La imperiosa necesidad de orinar lo sacó de la cama minutos antes de que el alba rayara en el cielo cargado de nubes. Desagotó la vejiga, se enjuagó la cara. Eran las cinco y veinte. Ya en la cocina, puso en el fuego un hervidor pequeño y esmaltado lleno de café, mientras buscaba en la bolsa una galleta de campaña que dejó sobre la mesa.
El fresco de abril se le instaló en la espalda. Caminó apurado hasta el dormitorio. Calculando el tiempo del hervor, manoteó del respaldo de la silla de madera el cardigan deshilachado con media hilera de botones y se lo calzó por encima del pijama. Enfundó los pies en unas medias gruesas, y se calzó las pantuflas raídas.
El día se anunciaba gris y seguramente lluvioso, a través de la ventana de la cocina. Mientras retiraba del fuego el café -a punto de hervir-, pensó en ese sueño que se repetía con una insistencia cada vez más inquietante.
Estaba parado en medio de una multitud expectante. Hacía un calor seco, compacto. Las mujeres vestían prendas largas de colores opacos y pañuelos en la cabeza. Los hombres, túnicas claras y turbantes que los volvían aun más altos e imponentes. Muchos llevaban barbas largas, más o menos cuidadas. Todos tenían impresas las marcas del mar y el desierto en los rostros: labios cuarteados, ojos transformados en una rendija.

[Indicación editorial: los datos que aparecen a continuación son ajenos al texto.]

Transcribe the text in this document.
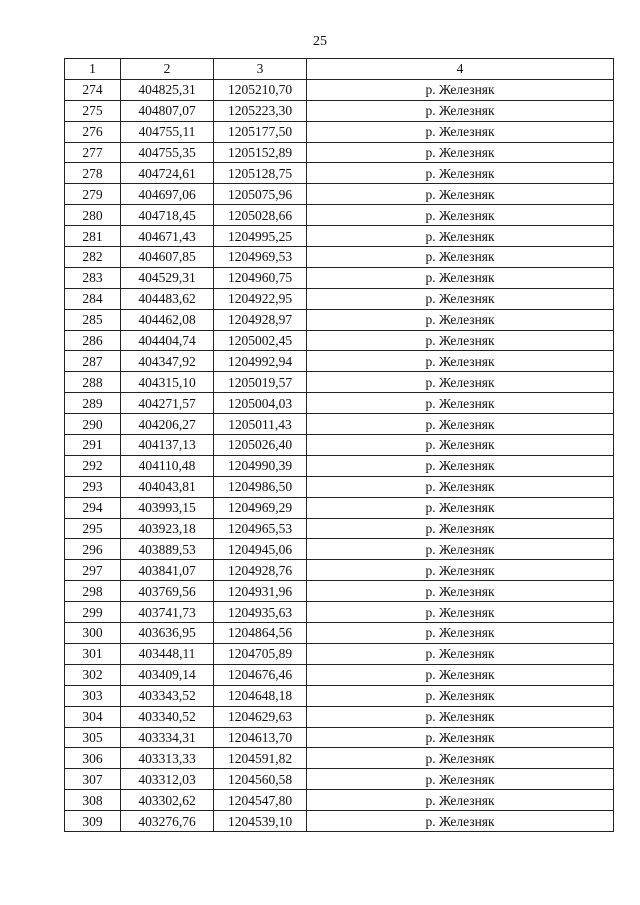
25
1	2	3	4
274	404825,31	1205210,70	р. Железняк
275	404807,07	1205223,30	р. Железняк
276	404755,11	1205177,50	р. Железняк
277	404755,35	1205152,89	р. Железняк
278	404724,61	1205128,75	р. Железняк
279	404697,06	1205075,96	р. Железняк
280	404718,45	1205028,66	р. Железняк
281	404671,43	1204995,25	р. Железняк
282	404607,85	1204969,53	р. Железняк
283	404529,31	1204960,75	р. Железняк
284	404483,62	1204922,95	р. Железняк
285	404462,08	1204928,97	р. Железняк
286	404404,74	1205002,45	р. Железняк
287	404347,92	1204992,94	р. Железняк
288	404315,10	1205019,57	р. Железняк
289	404271,57	1205004,03	р. Железняк
290	404206,27	1205011,43	р. Железняк
291	404137,13	1205026,40	р. Железняк
292	404110,48	1204990,39	р. Железняк
293	404043,81	1204986,50	р. Железняк
294	403993,15	1204969,29	р. Железняк
295	403923,18	1204965,53	р. Железняк
296	403889,53	1204945,06	р. Железняк
297	403841,07	1204928,76	р. Железняк
298	403769,56	1204931,96	р. Железняк
299	403741,73	1204935,63	р. Железняк
300	403636,95	1204864,56	р. Железняк
301	403448,11	1204705,89	р. Железняк
302	403409,14	1204676,46	р. Железняк
303	403343,52	1204648,18	р. Железняк
304	403340,52	1204629,63	р. Железняк
305	403334,31	1204613,70	р. Железняк
306	403313,33	1204591,82	р. Железняк
307	403312,03	1204560,58	р. Железняк
308	403302,62	1204547,80	р. Железняк
309	403276,76	1204539,10	р. Железняк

Parado en el punto panóptico de los sueños, Milton era a la vez protagonista, coro y espectador. El murmullo crecía, las voces se cargaban de angustia, alaridos agudos, y gritos gruesos que desgarraban el aire. El estrado de madera rodeado de soldados le permitió entender que estaba en la antigüedad o en una película de los cincuenta. Los legionarios, tiesos, afirmados en sus jabalinas delgadas con los escudos rectangulares y curvos atados a sus brazos izquierdos, miraban sin ver a la multitud. Los cascos brillaban bajo el sol.
***
Llenó un tazón de café caliente, y lo aclaró con un chorro de leche. Abrió la galleta y remojó una mitad en el tazón. Se la llevó a la boca, sorbiendo para evitar que el borde cayera dentro de la taza o sobre la mesa. Bebió.

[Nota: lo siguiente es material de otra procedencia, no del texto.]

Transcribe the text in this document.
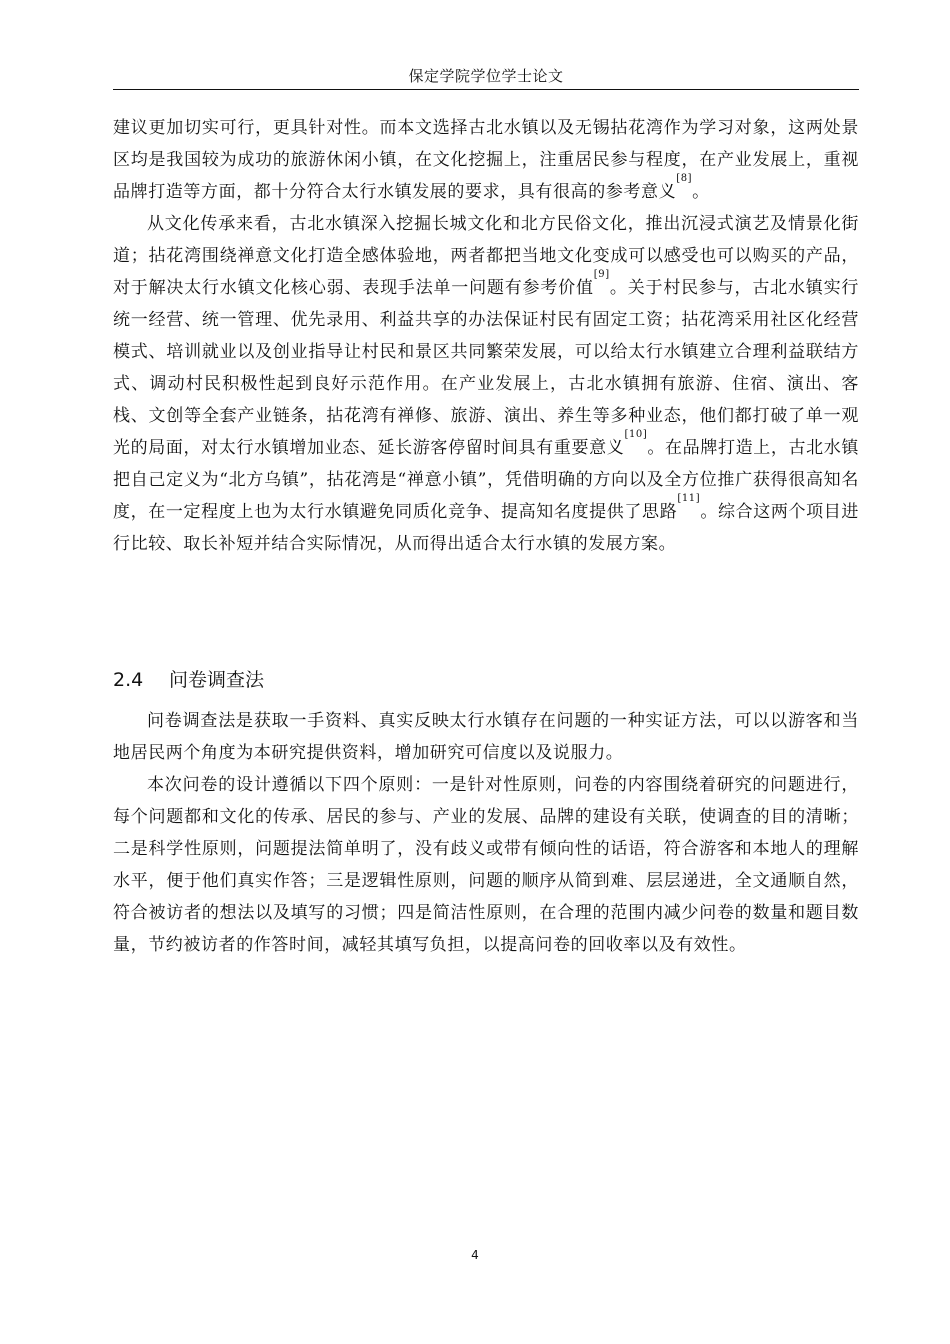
保定学院学位学士论文

建议更加切实可行，更具针对性。而本文选择古北水镇以及无锡拈花湾作为学习对象，这两处景区均是我国较为成功的旅游休闲小镇，在文化挖掘上，注重居民参与程度，在产业发展上，重视品牌打造等方面，都十分符合太行水镇发展的要求，具有很高的参考意义[8]。

从文化传承来看，古北水镇深入挖掘长城文化和北方民俗文化，推出沉浸式演艺及情景化街道；拈花湾围绕禅意文化打造全感体验地，两者都把当地文化变成可以感受也可以购买的产品，对于解决太行水镇文化核心弱、表现手法单一问题有参考价值[9]。关于村民参与，古北水镇实行统一经营、统一管理、优先录用、利益共享的办法保证村民有固定工资；拈花湾采用社区化经营模式、培训就业以及创业指导让村民和景区共同繁荣发展，可以给太行水镇建立合理利益联结方式、调动村民积极性起到良好示范作用。在产业发展上，古北水镇拥有旅游、住宿、演出、客栈、文创等全套产业链条，拈花湾有禅修、旅游、演出、养生等多种业态，他们都打破了单一观光的局面，对太行水镇增加业态、延长游客停留时间具有重要意义[10]。在品牌打造上，古北水镇把自己定义为“北方乌镇”，拈花湾是“禅意小镇”，凭借明确的方向以及全方位推广获得很高知名度，在一定程度上也为太行水镇避免同质化竞争、提高知名度提供了思路[11]。综合这两个项目进行比较、取长补短并结合实际情况，从而得出适合太行水镇的发展方案。

2.4 问卷调查法

问卷调查法是获取一手资料、真实反映太行水镇存在问题的一种实证方法，可以以游客和当地居民两个角度为本研究提供资料，增加研究可信度以及说服力。

本次问卷的设计遵循以下四个原则：一是针对性原则，问卷的内容围绕着研究的问题进行，每个问题都和文化的传承、居民的参与、产业的发展、品牌的建设有关联，使调查的目的清晰；二是科学性原则，问题提法简单明了，没有歧义或带有倾向性的话语，符合游客和本地人的理解水平，便于他们真实作答；三是逻辑性原则，问题的顺序从简到难、层层递进，全文通顺自然，符合被访者的想法以及填写的习惯；四是简洁性原则，在合理的范围内减少问卷的数量和题目数量，节约被访者的作答时间，减轻其填写负担，以提高问卷的回收率以及有效性。

4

Apretó los ojos, bostezó, se metió otro trozo de galleta en la boca. En unas horas, vestido de túnica blanca y con la estola de raso verde bordada por las hermanas del Sagrado Corazón, enfrentaría una nueva Misa de Ramos. Tras seis años como párroco de aquel pueblo pequeño a la vera de la Ruta 1, atesoraba una larga ristra de recuerdos cálidos, tiernos. También un pesado collar hecho de las perlas de la traición, la cobardía y las pequeñas mezquindades de quienes en confesión abrían alma y memoria al silencio del cura todavía joven.
Sus manos enormes, llenas de callos de gurí criado en el campo, hecho a mil oficios, palmeaban con sabiduría el hombro de los dolientes. Los dedos gruesos sabían del alivio que dan los aceites sobre la frente en el último momento de hombres y mujeres sencillos que esperan que al final algo del paraíso y de la misericordia divina sean tan verdaderos como el hecho ya irreparable de que les falta el aire, mientras sus miradas se vacían en un adiós mudo y definitivo.

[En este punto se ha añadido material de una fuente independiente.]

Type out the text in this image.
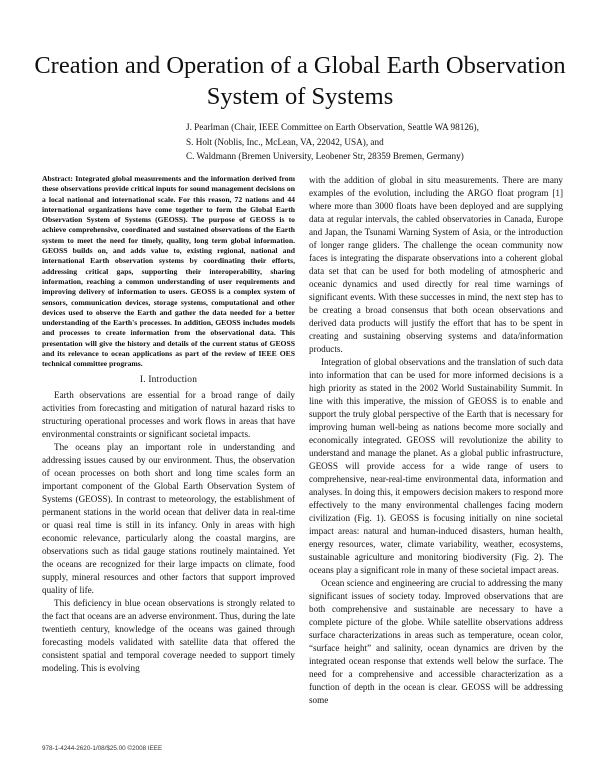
Creation and Operation of a Global Earth Observation System of Systems
J. Pearlman (Chair, IEEE Committee on Earth Observation, Seattle WA 98126),
S. Holt (Noblis, Inc., McLean, VA, 22042, USA), and
C. Waldmann (Bremen University, Leobener Str, 28359 Bremen, Germany)

Abstract: Integrated global measurements and the information derived from these observations provide critical inputs for sound management decisions on a local national and international scale. For this reason, 72 nations and 44 international organizations have come together to form the Global Earth Observation System of Systems (GEOSS). The purpose of GEOSS is to achieve comprehensive, coordinated and sustained observations of the Earth system to meet the need for timely, quality, long term global information. GEOSS builds on, and adds value to, existing regional, national and international Earth observation systems by coordinating their efforts, addressing critical gaps, supporting their interoperability, sharing information, reaching a common understanding of user requirements and improving delivery of information to users. GEOSS is a complex system of sensors, communication devices, storage systems, computational and other devices used to observe the Earth and gather the data needed for a better understanding of the Earth's processes. In addition, GEOSS includes models and processes to create information from the observational data. This presentation will give the history and details of the current status of GEOSS and its relevance to ocean applications as part of the review of IEEE OES technical committee programs.

I. Introduction

Earth observations are essential for a broad range of daily activities from forecasting and mitigation of natural hazard risks to structuring operational processes and work flows in areas that have environmental constraints or significant societal impacts.

The oceans play an important role in understanding and addressing issues caused by our environment. Thus, the observation of ocean processes on both short and long time scales form an important component of the Global Earth Observation System of Systems (GEOSS). In contrast to meteorology, the establishment of permanent stations in the world ocean that deliver data in real-time or quasi real time is still in its infancy. Only in areas with high economic relevance, particularly along the coastal margins, are observations such as tidal gauge stations routinely maintained. Yet the oceans are recognized for their large impacts on climate, food supply, mineral resources and other factors that support improved quality of life.

This deficiency in blue ocean observations is strongly related to the fact that oceans are an adverse environment. Thus, during the late twentieth century, knowledge of the oceans was gained through forecasting models validated with satellite data that offered the consistent spatial and temporal coverage needed to support timely modeling. This is evolving

with the addition of global in situ measurements. There are many examples of the evolution, including the ARGO float program [1] where more than 3000 floats have been deployed and are supplying data at regular intervals, the cabled observatories in Canada, Europe and Japan, the Tsunami Warning System of Asia, or the introduction of longer range gliders. The challenge the ocean community now faces is integrating the disparate observations into a coherent global data set that can be used for both modeling of atmospheric and oceanic dynamics and used directly for real time warnings of significant events. With these successes in mind, the next step has to be creating a broad consensus that both ocean observations and derived data products will justify the effort that has to be spent in creating and sustaining observing systems and data/information products.

Integration of global observations and the translation of such data into information that can be used for more informed decisions is a high priority as stated in the 2002 World Sustainability Summit. In line with this imperative, the mission of GEOSS is to enable and support the truly global perspective of the Earth that is necessary for improving human well-being as nations become more socially and economically integrated. GEOSS will revolutionize the ability to understand and manage the planet. As a global public infrastructure, GEOSS will provide access for a wide range of users to comprehensive, near-real-time environmental data, information and analyses. In doing this, it empowers decision makers to respond more effectively to the many environmental challenges facing modern civilization (Fig. 1). GEOSS is focusing initially on nine societal impact areas: natural and human-induced disasters, human health, energy resources, water, climate variability, weather, ecosystems, sustainable agriculture and monitoring biodiversity (Fig. 2). The oceans play a significant role in many of these societal impact areas.

Ocean science and engineering are crucial to addressing the many significant issues of society today. Improved observations that are both comprehensive and sustainable are necessary to have a complete picture of the globe. While satellite observations address surface characterizations in areas such as temperature, ocean color, “surface height” and salinity, ocean dynamics are driven by the integrated ocean response that extends well below the surface. The need for a comprehensive and accessible characterization as a function of depth in the ocean is clear. GEOSS will be addressing some

978-1-4244-2620-1/08/$25.00 ©2008 IEEE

Desde los tiempos de los Padres de la Iglesia, la homilía del Domingo de Ramos no es otra cosa que la sencilla alabanza a Dios nuestro señor, en la humilde presencia de Jesús montado sobre un borrico, y los gritos de la muchedumbre que saluda al Mesías. Luego vendría el giro, la puesta a prueba, la traición, la tentación de la violencia en defensa de causas justas.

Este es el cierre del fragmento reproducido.